First, police may obtain "communications that are not readily accessible to the public only with a search warrant." Second, police may access "location information regarding a mobile communications device only with a warrant." Third, additional privacy protections would be extended to legal requests for outgoing and incoming call records, which are known as pen registers and trap and trace devices.

Fourth, police may use "subpoenas only for information related to a specified account or individual"--which would bar a subpoena to AT&T asking for information about anyone connecting to one cell site at a certain time, or prevent a subpoena to Google asking for anyone searching for "weaponized anthrax" on a specified date. (That information might still be available, however, to law enforcement officials armed with valid search warrants.)

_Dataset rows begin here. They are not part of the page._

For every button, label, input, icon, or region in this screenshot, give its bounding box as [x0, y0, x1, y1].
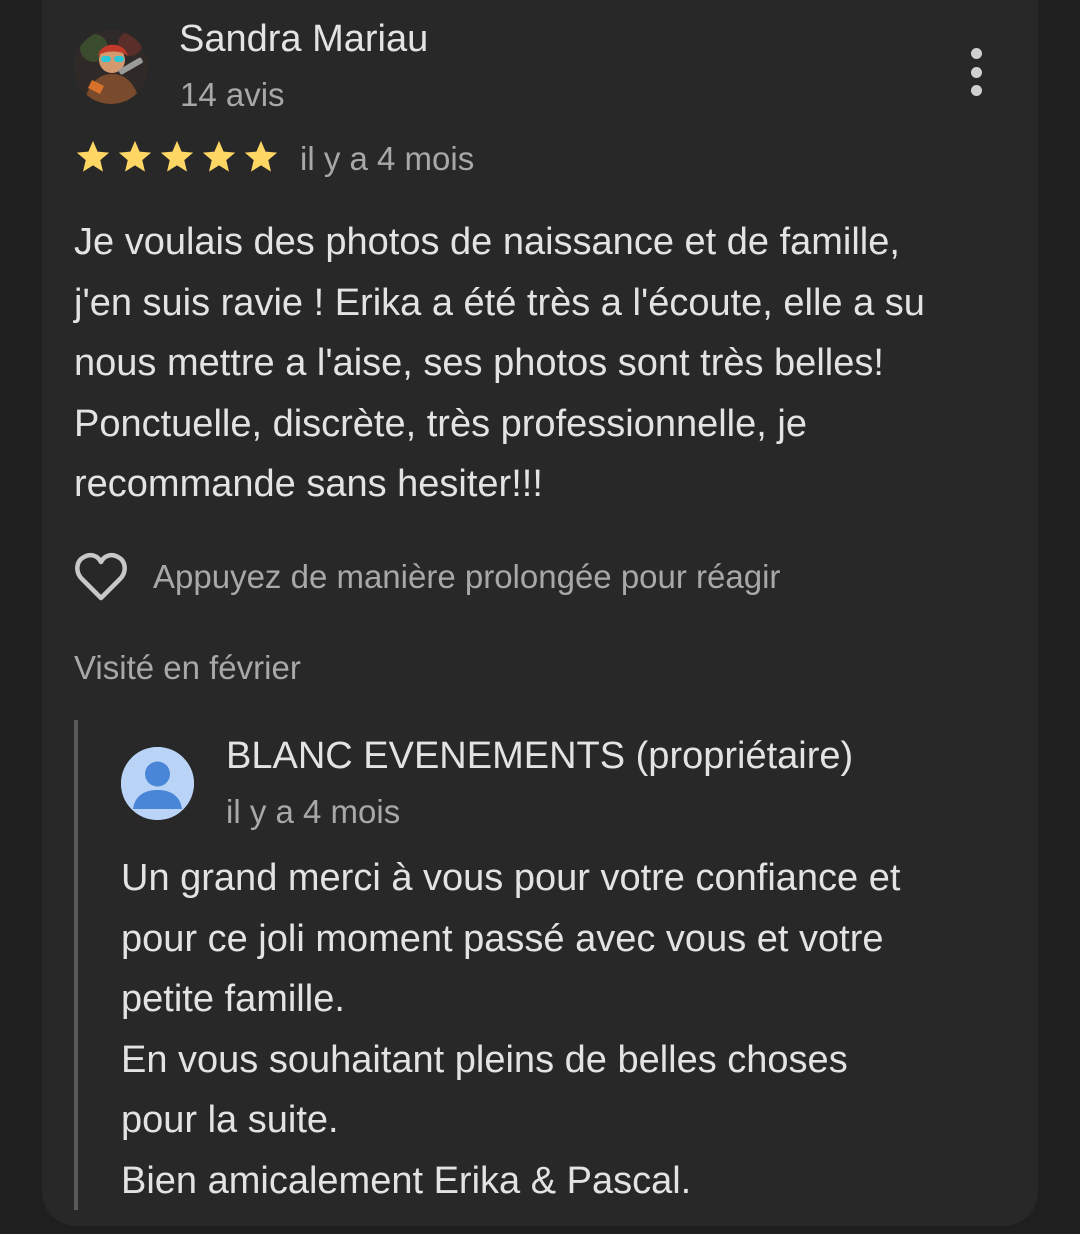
more-dot: [970, 66, 982, 78]
more-dot: [970, 48, 982, 59]
author-avatar[interactable]: [74, 30, 148, 104]
more-vert-icon[interactable]: [950, 44, 1002, 100]
reply-divider: [74, 720, 78, 1210]
owner-reply-text: Un grand merci à vous pour votre confian…: [121, 848, 1021, 1211]
review-text-line: recommande sans hesiter!!!: [74, 463, 543, 505]
person-icon: [121, 747, 194, 820]
reply-text-line: En vous souhaitant pleins de belles chos…: [121, 1038, 848, 1081]
author-name[interactable]: Sandra Mariau: [179, 18, 428, 61]
star-rating: [74, 138, 280, 178]
review-text: Je voulais des photos de naissance et de…: [74, 212, 1014, 515]
review-text-line: Ponctuelle, discrète, très professionnel…: [74, 402, 807, 445]
review-text-line: nous mettre a l'aise, ses photos sont tr…: [74, 342, 884, 384]
star-icon: [118, 140, 152, 172]
star-icon: [202, 140, 236, 172]
more-dot: [970, 85, 982, 96]
review-text-line: Je voulais des photos de naissance et de…: [74, 221, 900, 263]
star-icon: [160, 140, 194, 172]
visited-date: Visité en février: [74, 649, 301, 686]
author-review-count: 14 avis: [180, 76, 285, 113]
heart-outline-icon[interactable]: [74, 552, 128, 602]
star-icon: [244, 140, 278, 172]
reply-text-line: Un grand merci à vous pour votre confian…: [121, 857, 901, 899]
reply-text-line: Bien amicalement Erika & Pascal.: [121, 1159, 692, 1202]
review-text-line: j'en suis ravie ! Erika a été très a l'é…: [74, 281, 925, 324]
owner-reply-date: il y a 4 mois: [226, 793, 401, 830]
react-button[interactable]: Appuyez de manière prolongée pour réagir: [74, 550, 780, 604]
review-date: il y a 4 mois: [300, 140, 475, 177]
react-hint: Appuyez de manière prolongée pour réagir: [153, 558, 781, 595]
owner-avatar: [121, 747, 194, 820]
owner-name: BLANC EVENEMENTS (propriétaire): [226, 735, 854, 777]
reply-text-line: pour la suite.: [121, 1099, 339, 1141]
star-icon: [76, 140, 110, 172]
reply-text-line: pour ce joli moment passé avec vous et v…: [121, 917, 884, 960]
reply-text-line: petite famille.: [121, 978, 345, 1020]
author-avatar-image: [74, 30, 148, 104]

The last point is important because not all companies that store such data push back as much as they should, says Gidari, the partner at Perkins Coie in Seattle who contributed to the coalition's principles. "You've got to have a set of standards that make users comfortable that the government is not willy-nilly accessing things without judicial oversight," he says.

Gidari likens the current state of the law to what existed after the U.S. Supreme Court's 1928 Olmstead v. United States case, which said that federal agents' warrantless wiretapping of phone conversations did not violate the Fourth Amendment and the conversations could be used as evidence in a criminal prosecution. The decision was not overturned until the 1967 Katz v. United States case, in which the majority said: "Wherever a man may be, he is entitled to know that he will remain free from unreasonable searches and seizures."

Just as the Katz decision said that the right to privacy accompanies a person no matter where he or she travels, today's coalition proposes that the right to privacy should accompany data no matter where it is stored. At the moment, "when you put your digital bits out where a third party can touch them, you're waiving your Fourth Amendment rights," Gidari says. "It almost seems like a throwback."

Update on March 29 at 8 p.m. PDT: I've heard back from Brian Knapp, the chief operating officer of social location-mapping firm Loopt in Mountain View, Calif. He sent me e-mail saying: "We've already enacted the highest legal standard when it comes to government requests--a warrant based on probable cause is required under our Information Requests Policy and has been for some time now. Enacting principle No. 2 under this initiative clearly makes the law what Loopt already believes to be the applicable standard in its case."

Update on March 30 at 8:47 a.m. PDT: Here's a link with the name of the coalition--it's called the Digital Due Process initiative--that Microsoft seems to have accidentally posted and then protected before the official announcement 13 minutes from now. It says a legal fix is needed because when ECPA was written: "At that time, most Americans had never heard of e-mail, the Internet or mobile phones. Over the years, electronic communications have evolved dramatically and have become an essential mode of interaction for most Americans."

Update on March 30 at 9:06 a.m. PDT: The DigitalDueProcess.org Web site is live. Other members of the coalition include Intel, CCIA, and law professors Fred Cate, Susan Freiwald, Jennifer Lynch, Deirdre Mulligan, Paul Ohm, and Jennifer Urban. It also features a legal analysis by Becky Burr, a former Clinton Commerce Department official who's now a partner at the WilmerHale law firm in Washington, D.C.

Update on March 30 at 10:30 a.m. PDT: Sen. Patrick Leahy just sent over his statement, which says: "While the question of how best to balance privacy and security in the 21st century has no simple answer, what is clear is that our federal electronic privacy laws are woefully outdated. In the coming months, I plan to hold hearings on much-needed updates to the Electronic Communications Privacy Act."

Update on March 30 at 8:13 p.m. PDT: eBay has joined the list of members of the Digital Due Process coalition in the last few hours. Were they waiting to see how well the initial announcement was received?